After a decision was made to drop the session, the St James Ethics Centre’s Simon Longstaff tweeted: “The session to explore ‘honour killing’ has been cancelled. Alas, people read the session title — and no further. Just too dangerous.” Later he commented: “Have not the ‘Islamophobes’ already won the day when a person dare not speak out on controversial matters because he is a Muslim.” Later still he added that “the session title was a mistake as it does not do justice to the nuanced argument we would have heard”.

How twee can you get? Only an intellectual would declare that there is a “nuanced argument” worth hearing about murdering women. Might there also be a nuanced argument for the beheading of male homosexuals or the murder of abortionists? Dr Longstaff did not say.

On Tuesday the Sydney Opera House released a statement which declared: “Neither Mr Badar, the St James Ethics Centre nor the Sydney Opera House in any way advocates honour killings or condones any form of violence against women.” Meanwhile, Badar declared that opposition to his FODI appearance had been fuelled by “hysteria” and implied that his “freedom of expression” has been diminished. Since there is now a vacant slot in the 2014 FODI program, here is a modest proposal for a “dangerous idea” fit for discussion. Namely: “Malcolm Fraser’s Lebanon Concession was a disaster.” Here is the background.

Muslims began migrating to Australia in the 19th century. Initially Afghans followed by Turks, Lebanese, Bosnians and those from Southeast Asian nations. Most settled in well and some have become successful. Ahmed Fahour, the chief executive of Australia Post, is from a small-business Lebanese Muslim family that arrived in Australia around the middle of the 20th ­century.

Numerous Christian Maronite and Orthodox Lebanese have settled successfully in Australia for over a century. In late 1975/early 1976, representatives of Lebanese Christians approached the new prime minister Malcolm Fraser with a view to gaining approval for their co-religionists, who were being adversely affected by the Lebanese Civil War, to settle in Australia.

Fraser agreed and came up with what was called the Lebanon Concession. It agreed to admit Lebanese affected by the civil war into Australia under the refugee intake. This despite the fact that they were not fearing persecution and not strictly refugees.

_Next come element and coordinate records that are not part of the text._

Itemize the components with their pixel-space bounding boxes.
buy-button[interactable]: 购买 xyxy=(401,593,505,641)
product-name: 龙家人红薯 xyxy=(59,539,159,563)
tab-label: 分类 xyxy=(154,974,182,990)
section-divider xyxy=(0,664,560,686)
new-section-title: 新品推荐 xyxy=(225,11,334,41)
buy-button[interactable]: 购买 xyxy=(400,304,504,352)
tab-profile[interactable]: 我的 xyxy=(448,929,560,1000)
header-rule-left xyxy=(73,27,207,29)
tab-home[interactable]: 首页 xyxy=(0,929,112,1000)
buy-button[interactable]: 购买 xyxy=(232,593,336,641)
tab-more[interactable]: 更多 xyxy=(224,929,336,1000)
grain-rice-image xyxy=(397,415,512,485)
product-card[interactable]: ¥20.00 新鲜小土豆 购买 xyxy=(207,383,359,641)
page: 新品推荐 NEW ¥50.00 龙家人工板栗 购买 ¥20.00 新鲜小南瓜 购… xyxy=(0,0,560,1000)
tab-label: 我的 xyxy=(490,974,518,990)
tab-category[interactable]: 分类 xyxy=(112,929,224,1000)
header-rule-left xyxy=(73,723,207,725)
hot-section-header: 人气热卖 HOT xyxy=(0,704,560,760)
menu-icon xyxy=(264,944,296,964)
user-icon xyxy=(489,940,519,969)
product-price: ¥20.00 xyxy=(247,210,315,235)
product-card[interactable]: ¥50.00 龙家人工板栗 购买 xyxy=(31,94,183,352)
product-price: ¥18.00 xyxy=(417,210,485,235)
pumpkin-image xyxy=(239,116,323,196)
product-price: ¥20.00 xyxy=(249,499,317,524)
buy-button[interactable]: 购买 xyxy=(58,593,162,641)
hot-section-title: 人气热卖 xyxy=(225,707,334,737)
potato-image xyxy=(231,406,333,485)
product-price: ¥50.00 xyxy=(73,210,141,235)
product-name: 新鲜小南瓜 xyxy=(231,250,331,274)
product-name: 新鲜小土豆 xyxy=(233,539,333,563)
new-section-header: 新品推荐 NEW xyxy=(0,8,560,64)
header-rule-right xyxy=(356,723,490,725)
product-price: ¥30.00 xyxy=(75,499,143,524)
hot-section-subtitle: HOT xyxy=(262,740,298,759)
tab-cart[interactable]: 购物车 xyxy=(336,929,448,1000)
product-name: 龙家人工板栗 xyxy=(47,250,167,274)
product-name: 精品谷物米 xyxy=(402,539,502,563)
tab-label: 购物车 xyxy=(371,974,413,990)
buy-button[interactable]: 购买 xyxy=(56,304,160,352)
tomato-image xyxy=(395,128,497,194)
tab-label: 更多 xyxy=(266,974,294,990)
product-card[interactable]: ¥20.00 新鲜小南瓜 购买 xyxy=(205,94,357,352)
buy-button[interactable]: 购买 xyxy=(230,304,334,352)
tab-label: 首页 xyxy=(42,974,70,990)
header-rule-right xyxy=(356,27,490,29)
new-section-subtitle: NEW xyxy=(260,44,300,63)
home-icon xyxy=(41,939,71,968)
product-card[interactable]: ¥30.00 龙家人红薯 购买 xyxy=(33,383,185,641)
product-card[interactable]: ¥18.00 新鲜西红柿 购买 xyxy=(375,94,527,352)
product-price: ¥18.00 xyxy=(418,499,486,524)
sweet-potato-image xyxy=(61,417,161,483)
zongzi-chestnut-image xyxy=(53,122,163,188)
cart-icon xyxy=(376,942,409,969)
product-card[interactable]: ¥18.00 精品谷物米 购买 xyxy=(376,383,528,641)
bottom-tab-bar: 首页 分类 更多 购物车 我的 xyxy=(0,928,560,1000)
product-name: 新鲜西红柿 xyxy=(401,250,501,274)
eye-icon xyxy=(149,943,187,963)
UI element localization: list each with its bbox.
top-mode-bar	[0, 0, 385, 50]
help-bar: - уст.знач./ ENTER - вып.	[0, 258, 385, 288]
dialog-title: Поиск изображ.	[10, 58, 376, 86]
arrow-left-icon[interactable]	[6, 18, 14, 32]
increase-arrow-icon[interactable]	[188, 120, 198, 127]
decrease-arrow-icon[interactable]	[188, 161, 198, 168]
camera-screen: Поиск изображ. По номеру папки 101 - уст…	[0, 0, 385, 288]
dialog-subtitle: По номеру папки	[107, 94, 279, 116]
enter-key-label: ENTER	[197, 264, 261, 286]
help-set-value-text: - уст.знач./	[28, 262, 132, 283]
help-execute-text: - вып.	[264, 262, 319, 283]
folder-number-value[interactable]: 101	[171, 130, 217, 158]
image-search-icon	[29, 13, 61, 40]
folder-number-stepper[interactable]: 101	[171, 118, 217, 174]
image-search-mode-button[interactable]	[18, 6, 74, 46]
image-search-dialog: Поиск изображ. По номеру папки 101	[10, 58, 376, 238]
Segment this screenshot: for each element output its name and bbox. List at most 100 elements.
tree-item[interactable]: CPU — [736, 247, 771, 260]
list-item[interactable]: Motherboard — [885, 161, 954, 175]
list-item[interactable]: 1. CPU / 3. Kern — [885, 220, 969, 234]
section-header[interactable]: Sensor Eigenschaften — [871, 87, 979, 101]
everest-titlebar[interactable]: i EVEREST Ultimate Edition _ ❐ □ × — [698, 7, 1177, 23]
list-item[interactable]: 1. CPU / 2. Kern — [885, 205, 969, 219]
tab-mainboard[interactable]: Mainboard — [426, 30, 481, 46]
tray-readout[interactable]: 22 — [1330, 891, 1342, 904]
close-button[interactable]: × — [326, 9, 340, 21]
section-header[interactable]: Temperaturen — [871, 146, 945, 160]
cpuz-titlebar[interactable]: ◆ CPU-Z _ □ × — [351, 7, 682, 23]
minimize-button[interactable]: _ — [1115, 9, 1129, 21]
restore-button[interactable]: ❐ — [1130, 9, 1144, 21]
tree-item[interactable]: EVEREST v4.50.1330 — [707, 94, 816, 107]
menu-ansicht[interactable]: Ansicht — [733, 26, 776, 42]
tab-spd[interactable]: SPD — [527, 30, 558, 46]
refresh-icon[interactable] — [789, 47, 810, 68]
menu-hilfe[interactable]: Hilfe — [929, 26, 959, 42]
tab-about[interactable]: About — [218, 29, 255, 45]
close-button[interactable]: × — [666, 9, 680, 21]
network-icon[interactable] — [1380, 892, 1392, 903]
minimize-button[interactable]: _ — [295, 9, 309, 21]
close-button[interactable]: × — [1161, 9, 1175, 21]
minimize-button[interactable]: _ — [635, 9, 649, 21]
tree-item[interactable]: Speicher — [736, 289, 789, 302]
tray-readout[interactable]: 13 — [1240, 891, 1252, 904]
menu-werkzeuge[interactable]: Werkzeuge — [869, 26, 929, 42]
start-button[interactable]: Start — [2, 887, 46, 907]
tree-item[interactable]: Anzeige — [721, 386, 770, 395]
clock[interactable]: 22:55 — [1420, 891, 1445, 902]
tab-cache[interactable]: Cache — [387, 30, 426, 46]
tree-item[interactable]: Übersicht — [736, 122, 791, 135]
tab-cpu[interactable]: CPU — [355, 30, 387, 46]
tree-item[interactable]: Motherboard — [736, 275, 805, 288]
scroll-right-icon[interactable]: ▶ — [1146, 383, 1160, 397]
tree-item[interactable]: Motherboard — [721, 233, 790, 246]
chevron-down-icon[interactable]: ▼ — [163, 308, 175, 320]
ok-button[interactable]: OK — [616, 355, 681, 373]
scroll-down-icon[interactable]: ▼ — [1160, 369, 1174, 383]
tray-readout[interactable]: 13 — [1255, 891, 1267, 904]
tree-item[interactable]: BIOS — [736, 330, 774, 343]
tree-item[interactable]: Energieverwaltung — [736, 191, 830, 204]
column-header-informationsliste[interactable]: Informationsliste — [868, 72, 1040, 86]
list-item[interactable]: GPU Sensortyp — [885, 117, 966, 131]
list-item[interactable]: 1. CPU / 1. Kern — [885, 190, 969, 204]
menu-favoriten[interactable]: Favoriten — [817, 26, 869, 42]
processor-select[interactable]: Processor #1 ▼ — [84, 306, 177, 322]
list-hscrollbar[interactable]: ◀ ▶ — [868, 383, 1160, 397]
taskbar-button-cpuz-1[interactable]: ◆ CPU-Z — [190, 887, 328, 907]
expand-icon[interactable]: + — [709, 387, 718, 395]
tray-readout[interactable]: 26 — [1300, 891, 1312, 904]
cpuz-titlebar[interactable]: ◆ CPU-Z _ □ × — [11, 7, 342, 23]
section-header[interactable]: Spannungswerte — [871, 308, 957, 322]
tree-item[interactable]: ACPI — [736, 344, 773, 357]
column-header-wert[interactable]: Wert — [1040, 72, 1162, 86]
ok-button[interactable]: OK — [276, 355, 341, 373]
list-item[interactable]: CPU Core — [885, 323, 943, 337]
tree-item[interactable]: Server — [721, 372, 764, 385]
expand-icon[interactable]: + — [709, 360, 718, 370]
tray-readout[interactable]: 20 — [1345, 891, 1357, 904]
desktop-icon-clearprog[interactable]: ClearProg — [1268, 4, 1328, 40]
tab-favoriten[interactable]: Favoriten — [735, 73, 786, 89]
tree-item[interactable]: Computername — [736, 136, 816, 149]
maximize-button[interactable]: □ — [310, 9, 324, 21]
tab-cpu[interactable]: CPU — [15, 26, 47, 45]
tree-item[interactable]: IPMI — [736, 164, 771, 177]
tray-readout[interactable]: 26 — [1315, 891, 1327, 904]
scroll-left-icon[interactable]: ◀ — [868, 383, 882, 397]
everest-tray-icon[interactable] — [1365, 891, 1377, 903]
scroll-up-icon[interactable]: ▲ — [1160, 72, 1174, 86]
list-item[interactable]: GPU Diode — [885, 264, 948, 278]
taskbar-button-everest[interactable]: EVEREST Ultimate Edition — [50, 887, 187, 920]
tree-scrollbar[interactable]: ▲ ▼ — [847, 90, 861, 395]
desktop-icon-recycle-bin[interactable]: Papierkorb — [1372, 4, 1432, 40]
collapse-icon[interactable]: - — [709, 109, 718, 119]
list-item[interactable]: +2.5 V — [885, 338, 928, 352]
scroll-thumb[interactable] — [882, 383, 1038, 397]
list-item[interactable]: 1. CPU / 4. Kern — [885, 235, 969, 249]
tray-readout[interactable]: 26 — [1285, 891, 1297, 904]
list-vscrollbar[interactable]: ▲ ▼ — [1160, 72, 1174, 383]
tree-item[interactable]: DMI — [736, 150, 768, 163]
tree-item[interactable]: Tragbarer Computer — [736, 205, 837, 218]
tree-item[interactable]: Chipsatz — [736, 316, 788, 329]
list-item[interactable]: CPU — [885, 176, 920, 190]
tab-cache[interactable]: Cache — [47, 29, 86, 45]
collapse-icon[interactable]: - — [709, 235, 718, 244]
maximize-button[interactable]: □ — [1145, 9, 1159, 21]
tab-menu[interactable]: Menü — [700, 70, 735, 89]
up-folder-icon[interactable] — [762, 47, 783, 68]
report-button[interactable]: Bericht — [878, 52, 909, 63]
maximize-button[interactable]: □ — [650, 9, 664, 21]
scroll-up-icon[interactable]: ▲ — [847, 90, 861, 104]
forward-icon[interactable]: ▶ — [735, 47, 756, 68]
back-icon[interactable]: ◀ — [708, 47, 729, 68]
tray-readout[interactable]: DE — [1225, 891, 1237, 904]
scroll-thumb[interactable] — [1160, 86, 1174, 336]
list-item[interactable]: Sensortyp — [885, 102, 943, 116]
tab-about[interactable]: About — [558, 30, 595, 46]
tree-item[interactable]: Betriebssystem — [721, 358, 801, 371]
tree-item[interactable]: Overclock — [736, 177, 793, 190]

Most Christians did not take advantage of Fraser’s Lebanon Concession. As the cabinet papers for 1976 and 1977 demonstrate, the implementation of the program was an unmitigated disaster. Virtually anyone who applied for admission to Australia was successful as the Fraser government temporarily lost control of the immigration intake.

The overwhelming majority were Muslims from deprived rural areas of Lebanon. They arrived in Australia at a time of high unemployment and mainly settled in southwest Sydney. The Sunnis, from northern Lebanon, gathered around Lakemba mosque. The Shia, from southern Lebanon, frequented the Arncliffe mosque.

The beneficiaries of the Lebanon Concession eventually became Australian citizens and, as such, were entitled to make claims for family reunion. In time, some of their descendants became supporters of the Sunni al-Qa’ida or the Shia Hezbollah movements.

Around half of those Australians who have been convicted of terrorist offences are of Muslim Lebanese background. Also, it is mainly Muslim Lebanese Australians who have gone to Syria to take part in the civil war between Sunni and Shia Muslims. Some appear to have been involved in war crimes. When radical Islamists are receiving much more coverage in Australia than the majority of moderate Muslims, it would be good to hear Fraser’s first-hand account of what happened in 1976 and 1977. The topic is not covered in his memoirs. A dangerous idea perhaps — but only with respect to Fraser’s reputation.

Postscript: Re last week’s column. I accept senator John Faulkner’s assurance he did not par­ticipate in senator Lee Rhiannon’s attack on senator George Brandis concerning East Jerusalem.